Why the team needs you
The team is a blend of strong SREs (Site Reliability Engineers) with security focus. We consult with other teams on security-sensitive matter, develop security-related automation and tooling, and advocate to ensure security is prioritized across Box infrastructure.
The candidate will be responsible for the following activities:
- Play a critical role in effectively maintaining and improving the security of our organization’s infrastructure - standard methodologies, security groups, user access
- Work across engineering teams to establish and implement secure practices and procedures in the building of environments and deployment of code
- Implement, configure and manage groundbreaking security tooling of Box infrastructure
- Influence and design current strategies and procedures for securing our environments.

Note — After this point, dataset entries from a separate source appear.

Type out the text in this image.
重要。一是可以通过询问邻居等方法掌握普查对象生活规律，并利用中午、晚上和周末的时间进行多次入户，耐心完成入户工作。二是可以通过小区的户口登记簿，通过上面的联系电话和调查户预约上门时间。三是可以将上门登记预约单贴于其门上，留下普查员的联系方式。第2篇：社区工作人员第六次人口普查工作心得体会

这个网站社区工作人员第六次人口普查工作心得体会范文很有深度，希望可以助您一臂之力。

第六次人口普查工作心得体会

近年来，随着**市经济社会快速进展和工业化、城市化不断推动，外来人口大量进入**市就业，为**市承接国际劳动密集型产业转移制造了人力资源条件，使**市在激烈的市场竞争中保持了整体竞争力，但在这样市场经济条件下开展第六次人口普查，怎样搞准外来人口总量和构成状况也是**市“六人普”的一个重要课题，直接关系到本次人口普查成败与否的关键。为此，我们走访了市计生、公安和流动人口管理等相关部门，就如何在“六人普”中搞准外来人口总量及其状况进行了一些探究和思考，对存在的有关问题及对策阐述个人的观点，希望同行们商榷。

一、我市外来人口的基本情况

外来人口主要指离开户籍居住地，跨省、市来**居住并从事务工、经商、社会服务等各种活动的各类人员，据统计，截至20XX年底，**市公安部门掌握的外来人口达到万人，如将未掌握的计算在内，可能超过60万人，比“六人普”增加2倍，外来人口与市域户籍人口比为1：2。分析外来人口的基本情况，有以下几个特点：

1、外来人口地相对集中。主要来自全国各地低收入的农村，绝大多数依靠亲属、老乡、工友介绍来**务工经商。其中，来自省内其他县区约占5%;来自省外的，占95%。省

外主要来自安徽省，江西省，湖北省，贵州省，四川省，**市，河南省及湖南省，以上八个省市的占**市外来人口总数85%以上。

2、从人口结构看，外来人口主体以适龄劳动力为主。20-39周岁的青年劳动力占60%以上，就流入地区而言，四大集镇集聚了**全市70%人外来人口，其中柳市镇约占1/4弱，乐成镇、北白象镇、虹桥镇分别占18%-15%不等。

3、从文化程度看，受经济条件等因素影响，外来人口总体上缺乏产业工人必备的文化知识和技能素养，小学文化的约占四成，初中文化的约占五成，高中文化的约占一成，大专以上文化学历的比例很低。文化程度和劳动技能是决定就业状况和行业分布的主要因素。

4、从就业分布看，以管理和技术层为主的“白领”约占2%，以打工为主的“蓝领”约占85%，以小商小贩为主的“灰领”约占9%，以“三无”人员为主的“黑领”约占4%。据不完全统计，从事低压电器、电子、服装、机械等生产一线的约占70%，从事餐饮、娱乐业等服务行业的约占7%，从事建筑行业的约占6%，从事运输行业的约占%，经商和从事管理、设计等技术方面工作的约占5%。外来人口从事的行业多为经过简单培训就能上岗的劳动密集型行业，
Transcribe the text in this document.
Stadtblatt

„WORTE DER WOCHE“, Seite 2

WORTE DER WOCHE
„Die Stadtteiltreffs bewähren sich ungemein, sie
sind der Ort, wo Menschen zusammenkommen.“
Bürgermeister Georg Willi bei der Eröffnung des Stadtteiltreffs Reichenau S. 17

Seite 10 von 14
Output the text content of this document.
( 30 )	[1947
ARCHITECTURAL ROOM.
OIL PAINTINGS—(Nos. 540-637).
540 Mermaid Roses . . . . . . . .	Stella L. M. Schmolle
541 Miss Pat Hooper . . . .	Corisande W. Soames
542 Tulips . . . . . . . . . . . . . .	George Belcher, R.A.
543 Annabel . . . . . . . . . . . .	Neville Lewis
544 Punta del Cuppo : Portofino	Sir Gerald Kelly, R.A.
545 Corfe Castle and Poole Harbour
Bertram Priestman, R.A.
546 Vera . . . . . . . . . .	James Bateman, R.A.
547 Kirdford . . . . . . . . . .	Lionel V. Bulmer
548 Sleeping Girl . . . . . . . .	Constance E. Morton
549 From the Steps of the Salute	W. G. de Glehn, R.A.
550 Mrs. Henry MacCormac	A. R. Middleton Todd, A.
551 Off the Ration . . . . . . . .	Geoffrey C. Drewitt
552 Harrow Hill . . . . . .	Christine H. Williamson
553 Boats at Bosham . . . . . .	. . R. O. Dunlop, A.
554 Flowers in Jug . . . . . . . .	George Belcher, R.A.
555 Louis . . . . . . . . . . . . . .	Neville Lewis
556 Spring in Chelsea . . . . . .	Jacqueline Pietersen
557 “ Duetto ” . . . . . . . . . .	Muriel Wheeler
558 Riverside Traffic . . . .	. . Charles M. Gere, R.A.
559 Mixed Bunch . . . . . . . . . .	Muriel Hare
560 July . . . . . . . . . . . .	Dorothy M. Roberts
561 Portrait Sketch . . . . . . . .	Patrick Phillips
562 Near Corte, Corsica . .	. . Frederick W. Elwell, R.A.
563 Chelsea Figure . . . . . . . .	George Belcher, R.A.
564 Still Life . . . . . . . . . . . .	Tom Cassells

- Perform vulnerability identification and remediation including patch management for IAMS systems
Why Box needs you
Box is growing fast. Real fast. Every business in the world is looking to modernize the way that they work. As the leader in cloud content management, Box is the only company that can help enterprises transform how people work together.... That's where you come in.
Why you need Box
This high impact role will provide you the unique opportunity to architect, build and support the infrastructure and services that define the future of the Box Identity Access Management infrastructure. You will work with cutting-edge technologies alongside some of the best security engineers to allow Box to move fast and scale securely. As a key partner you will have visibility across all of Engineering, Security, Legal and Compliance and the ability to make a direct impact on the entire business.
Who you are
- Understanding of Unix/Linux systems from kernel to shell and beyond, taking in system libraries, file systems and client-server protocols
- Demonstrate understanding of modern Identity & Access Management concepts and best practices: Role Based Access Control (RBAC), User Lifecycle Management, Entitlements, Resources, Provisioning, Access Control, Audit
- You have experience building automations, preferably with Python/Django, Go-Lang
- Demonstrated ability to think critically about operational risks and business practices
- Excellent analytical, problem solving, troubleshooting, and interpersonal skills with a focused attention to detail
- 5+ years of experience in production operations; 3+ years of experience in any identity access management
- A university degree in the field of computer science, IT or Information Security
The fine print
- Experience with REST APIs , SAML, SSO, MFA, Auth Proxy
- Experience with privileged account management solutions like: CyberArk, HashiCorp Vault, BeyondTrust Password Safe, One Identity PAM, CA PAM
- Experience with cloud based identity management and IAM services including AWS, Azure, and Google Cloud
- Must participate in the on-call rotation as owner of the IAMS team services
About Box: Founded in 2005, Box (NYSE:BOX) is transforming the way people and organizations work so they can achieve their greatest ambitions. As the world's leading enterprise software platform for secure content collaboration, Box helps business of all sizes in every industry securely access and manage their critical information in the cloud. Box is headquartered in Redwood City, CA, with offices across the United States, Europe and Asia. To learn more about Box, visit
We are an equal opportunity employer and value diversity at our company. We do not discriminate on the basis of race, religion, color, national origin, gender, sexual orientation, age, marital status, veteran status, or disability status.